Derrick Hamre, lead pastor for Christian Life Assembly in Langley, B.C., similarly said he is disappointed in the decision but that his church will obey the new health orders.
“Easter is the hallmark of Christianity. We were hoping that in-person gatherings were the beginning of something very beneficial and cathartic for our people and community. We are deeply concerned for the spiritual, emotional and mental health of our people,” Mr. Hamre said.
“However, we are equally concerned for the weak and vulnerable.”
Alberta and Saskatchewan have also seen sharp increases in COVID-19 infections and variants in recent weeks.

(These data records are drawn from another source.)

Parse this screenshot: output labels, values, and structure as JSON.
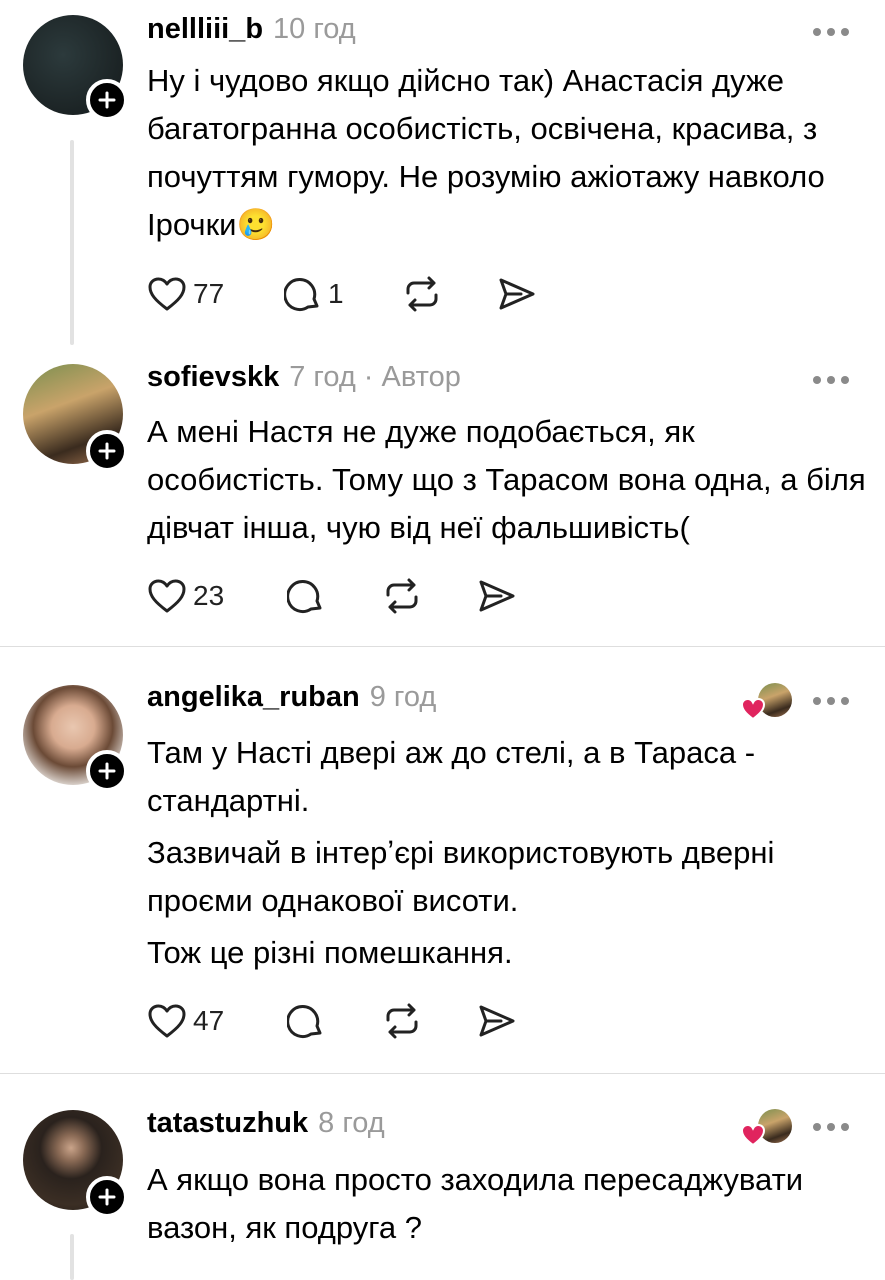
{
  "comments": [
    {
      "username": "nellliii_b",
      "meta": "10 год",
      "lines": [
        "Ну і чудово якщо дійсно так) Анастасія дуже багатогранна особистість, освічена, красива, з почуттям гумору. Не розумію ажіотажу навколо Ірочки"
      ],
      "emoji": "🥲",
      "likes": "77",
      "replies": "1"
    },
    {
      "username": "sofievskk",
      "meta": "7 год · Автор",
      "lines": [
        "А мені Настя не дуже подобається, як особистість. Тому що з Тарасом вона одна, а біля дівчат інша, чую від неї фальшивість("
      ],
      "likes": "23",
      "replies": ""
    },
    {
      "username": "angelika_ruban",
      "meta": "9 год",
      "lines": [
        "Там у Насті двері аж до стелі, а в Тараса - стандартні.",
        "Зазвичай в інтерʼєрі використовують дверні проєми однакової висоти.",
        "Тож це різні помешкання."
      ],
      "likes": "47",
      "replies": ""
    },
    {
      "username": "tatastuzhuk",
      "meta": "8 год",
      "lines": [
        "А якщо вона просто заходила пересаджувати вазон, як подруга ?"
      ]
    }
  ],
  "icons": {
    "like": "heart-outline-icon",
    "reply": "speech-bubble-icon",
    "repost": "repost-arrows-icon",
    "share": "paper-plane-icon",
    "more": "ellipsis-icon",
    "follow": "plus-icon",
    "liked_by_author": "heart-filled-icon"
  },
  "colors": {
    "meta": "#9a9a9a",
    "heart": "#e0245e",
    "divider": "#dedede"
  }
}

Alberta delayed the latest phase of its reopening plans last week in the face of increasing infections and hospital admissions. The province set benchmarks for its reopening plan that largely focused on the number of people in hospital.
While Alberta met the target to move into the next phase, which would have eased restrictions in a wide range of areas including allowing indoor gatherings, hospital admissions had been increasing and the recent spike in infections is expected to keep pushing those numbers up.
The province’s Chief Medical Officer of Health, Deena Hinshaw, said she’ll be watching the data carefully before determining whether new restrictions are needed. She said it appears that many people are less likely to follow public-health orders
“The real question is what kinds of additional measures would be the most effective to help remind all of us that we’re not through this yet and that we don’t have enough immunizations offered to our population to be able to reduce the risk of a wave of cases becoming a wave of admissions in acute care,” Dr. Hinshaw said on Monday.
The Saskatchewan government shut down in-person dining in Regina and imposed a number of other public-health measures after a rapid surge in new infections, largely driven by the variants. The province has the highest infection rates in the country and infections have increased by more than 50 per cent in less than two weeks.